CSL’s 2030 vision for water protection encompasses conserving our precious freshwater resources and protecting the marine ecosystems in which we operate. At CSL we strive to improve the understanding of interactions between shipping and marine biodiversity and work with researchers, governments and communities around the world to protect our lakes, rivers and oceans.
- Continually strive for zero oil spills
- Seek innovative protection measures to eliminate the spread of aquatic invasive species
- Help improve the understanding of underwater noise impacts on marine mammals
Ballast water is water that is pumped on and off a ship to maintain the vessel’s stability and trim. When ballast water is loaded, small marine animals and plants are often drawn into the ballast tanks. These organisms often survive in the vessel’s ballast tanks and may be discharged in other regions, some of which may not be their native habitats. Due to the lack of natural predators, these “invasive” species may flourish in their new habitats, sometimes displacing or killing native organisms. CSL views ballast water as two separate challenges – organism introduction and organism transfer – and therefore espouses two separate solutions to protect natural ecosystems.

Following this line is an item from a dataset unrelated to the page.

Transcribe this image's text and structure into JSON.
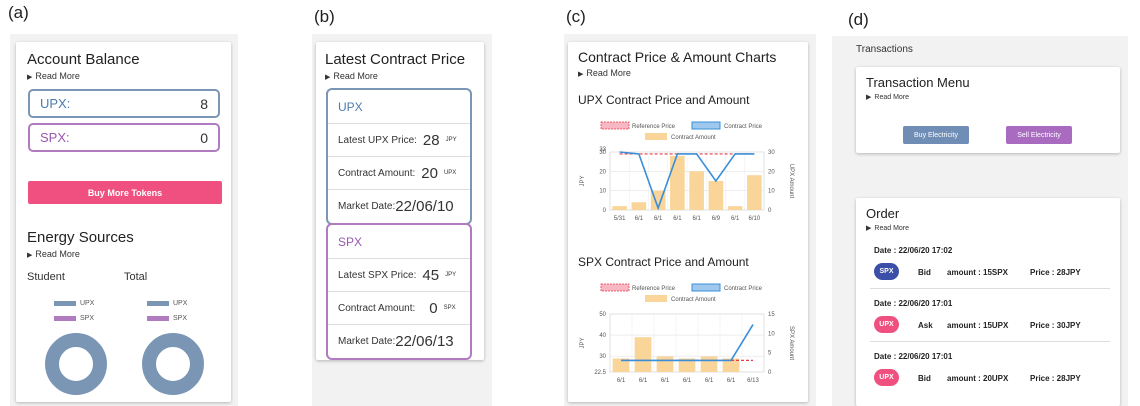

Addressing the “introduction” issue, CSL enrolled in the U.S. Coast Guard’s voluntary Shipboard Technology Evaluation Program (STEP). STEP will enable CSL to install prototype ballast water treatment systems onboard vessels to test emerging ballast water treatment technologies. On the Great Lakes, “organism transfer” is the more prominent issue. Of the 180 invasive species present on the Great Lakes, only 30 are not already spread commonly throughout the lakes. In cooperation with the Ballast Water Collaborative, CSL undertook a risk-based approach with regard to established invasive species present in the Great Lakes. Currently, CSL is working on an initiative to prevent the transfer of the 30 “uncommon” species, and will be testing mechanical filters during the 2012 season on the Great Lakes. The filters will be installed on-board the Richelieu.

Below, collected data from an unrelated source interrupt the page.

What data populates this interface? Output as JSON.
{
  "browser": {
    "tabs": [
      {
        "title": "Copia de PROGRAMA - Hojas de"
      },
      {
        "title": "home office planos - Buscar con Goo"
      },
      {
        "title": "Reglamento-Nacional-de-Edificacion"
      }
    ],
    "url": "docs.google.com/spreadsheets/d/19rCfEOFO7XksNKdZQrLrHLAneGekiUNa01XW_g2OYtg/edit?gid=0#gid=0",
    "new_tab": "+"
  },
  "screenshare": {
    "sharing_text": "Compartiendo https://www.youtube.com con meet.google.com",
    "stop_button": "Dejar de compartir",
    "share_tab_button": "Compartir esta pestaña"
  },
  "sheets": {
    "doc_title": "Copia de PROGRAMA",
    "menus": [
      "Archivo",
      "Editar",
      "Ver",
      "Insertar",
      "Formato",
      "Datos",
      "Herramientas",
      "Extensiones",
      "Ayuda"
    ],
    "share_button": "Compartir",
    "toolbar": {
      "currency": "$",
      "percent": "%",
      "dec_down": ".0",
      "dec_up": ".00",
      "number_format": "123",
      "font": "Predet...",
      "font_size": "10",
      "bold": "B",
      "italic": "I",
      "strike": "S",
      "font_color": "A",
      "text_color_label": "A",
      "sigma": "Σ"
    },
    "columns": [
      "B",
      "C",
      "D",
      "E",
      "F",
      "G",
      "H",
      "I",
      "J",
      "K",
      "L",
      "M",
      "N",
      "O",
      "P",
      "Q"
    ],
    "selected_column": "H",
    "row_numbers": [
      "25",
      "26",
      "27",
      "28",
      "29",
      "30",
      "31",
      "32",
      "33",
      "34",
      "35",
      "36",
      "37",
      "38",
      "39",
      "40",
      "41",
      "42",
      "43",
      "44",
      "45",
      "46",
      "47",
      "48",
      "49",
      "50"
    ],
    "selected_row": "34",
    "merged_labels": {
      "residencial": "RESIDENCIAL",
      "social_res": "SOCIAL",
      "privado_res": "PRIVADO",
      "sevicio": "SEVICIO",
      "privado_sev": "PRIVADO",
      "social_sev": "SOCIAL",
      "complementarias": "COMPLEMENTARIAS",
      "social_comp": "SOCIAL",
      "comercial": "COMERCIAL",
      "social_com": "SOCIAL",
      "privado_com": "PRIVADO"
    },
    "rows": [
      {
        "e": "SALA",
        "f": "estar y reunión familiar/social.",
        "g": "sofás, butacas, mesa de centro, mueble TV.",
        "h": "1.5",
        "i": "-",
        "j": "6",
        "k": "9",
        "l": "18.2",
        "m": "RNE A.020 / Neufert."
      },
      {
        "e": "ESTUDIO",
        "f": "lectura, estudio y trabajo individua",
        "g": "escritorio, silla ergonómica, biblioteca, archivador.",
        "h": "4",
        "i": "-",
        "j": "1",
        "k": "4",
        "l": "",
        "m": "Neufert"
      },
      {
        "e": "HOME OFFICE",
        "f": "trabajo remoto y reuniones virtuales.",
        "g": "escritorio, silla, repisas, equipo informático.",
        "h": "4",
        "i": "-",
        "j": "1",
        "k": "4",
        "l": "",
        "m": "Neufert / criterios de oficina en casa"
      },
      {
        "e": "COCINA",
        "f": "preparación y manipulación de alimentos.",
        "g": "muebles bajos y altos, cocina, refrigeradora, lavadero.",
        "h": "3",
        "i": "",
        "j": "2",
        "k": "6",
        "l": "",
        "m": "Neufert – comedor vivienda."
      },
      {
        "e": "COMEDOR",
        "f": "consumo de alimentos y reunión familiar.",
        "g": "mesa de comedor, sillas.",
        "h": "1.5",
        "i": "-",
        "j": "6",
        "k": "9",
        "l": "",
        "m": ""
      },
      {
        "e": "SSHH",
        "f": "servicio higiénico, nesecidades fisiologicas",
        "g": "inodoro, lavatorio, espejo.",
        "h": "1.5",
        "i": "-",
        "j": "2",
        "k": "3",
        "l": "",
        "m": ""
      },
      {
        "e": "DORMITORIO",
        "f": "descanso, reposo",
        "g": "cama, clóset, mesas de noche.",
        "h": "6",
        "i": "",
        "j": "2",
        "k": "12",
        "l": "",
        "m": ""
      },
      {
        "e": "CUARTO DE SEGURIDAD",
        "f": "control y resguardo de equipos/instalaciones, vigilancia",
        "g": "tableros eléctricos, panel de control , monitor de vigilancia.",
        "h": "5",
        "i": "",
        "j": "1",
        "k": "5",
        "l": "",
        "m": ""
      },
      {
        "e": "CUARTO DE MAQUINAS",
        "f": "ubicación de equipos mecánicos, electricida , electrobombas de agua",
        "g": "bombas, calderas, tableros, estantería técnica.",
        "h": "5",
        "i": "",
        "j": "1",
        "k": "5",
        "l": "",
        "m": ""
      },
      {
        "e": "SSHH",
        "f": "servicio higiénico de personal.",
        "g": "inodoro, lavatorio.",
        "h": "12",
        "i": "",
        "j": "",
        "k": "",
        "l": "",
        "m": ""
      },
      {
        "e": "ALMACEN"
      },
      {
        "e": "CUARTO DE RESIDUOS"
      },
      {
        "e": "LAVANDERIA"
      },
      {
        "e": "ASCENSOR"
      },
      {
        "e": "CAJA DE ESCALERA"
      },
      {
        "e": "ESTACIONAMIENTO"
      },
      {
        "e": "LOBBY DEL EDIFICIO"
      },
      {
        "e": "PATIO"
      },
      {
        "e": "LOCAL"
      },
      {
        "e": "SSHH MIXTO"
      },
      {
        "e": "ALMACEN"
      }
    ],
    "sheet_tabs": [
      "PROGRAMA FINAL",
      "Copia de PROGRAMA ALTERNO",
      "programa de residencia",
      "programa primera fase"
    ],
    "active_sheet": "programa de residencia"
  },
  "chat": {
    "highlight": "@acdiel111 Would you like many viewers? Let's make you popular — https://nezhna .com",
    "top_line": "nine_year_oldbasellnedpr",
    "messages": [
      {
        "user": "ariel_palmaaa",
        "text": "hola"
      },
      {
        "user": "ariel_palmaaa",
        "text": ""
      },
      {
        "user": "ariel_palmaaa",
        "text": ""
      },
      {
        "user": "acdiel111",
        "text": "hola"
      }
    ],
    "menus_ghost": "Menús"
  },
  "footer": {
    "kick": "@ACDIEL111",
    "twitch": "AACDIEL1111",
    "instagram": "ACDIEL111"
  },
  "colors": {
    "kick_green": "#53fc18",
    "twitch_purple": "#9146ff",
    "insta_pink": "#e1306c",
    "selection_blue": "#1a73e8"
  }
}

Supporting The WWF Right Whale Recovery Project
On a global scale, many marine species have drastically declined in numbers. The Right Whale of the North Atlantic is among the most threatened marine vertebrates. The two leading causes of right whale deaths by humans are collisions with ships and entanglement in fishing gear. CSL is proud to provide financial support to the World Wildlife Fund (WWF) for its work to reduce bycatch of the North Atlantic right Whale.
By supporting WWF, CSL has helped develop new conservation tools, transform industry practices and inform the Federal Action Plan that will rewrite the future for right whales. Preliminary discussions were held between CSL and WWF/Memorial University on a proposed research project to study how the reproductive capacity of whales in the Grand Banks of Newfoundland will be affected by a variety of management and climate change scenarios. Key goals of the modelling study are to identify “High Conservation Value” areas for whales on the Grand Banks and strengthen whale recovery plans listed under the Species at Risk Act.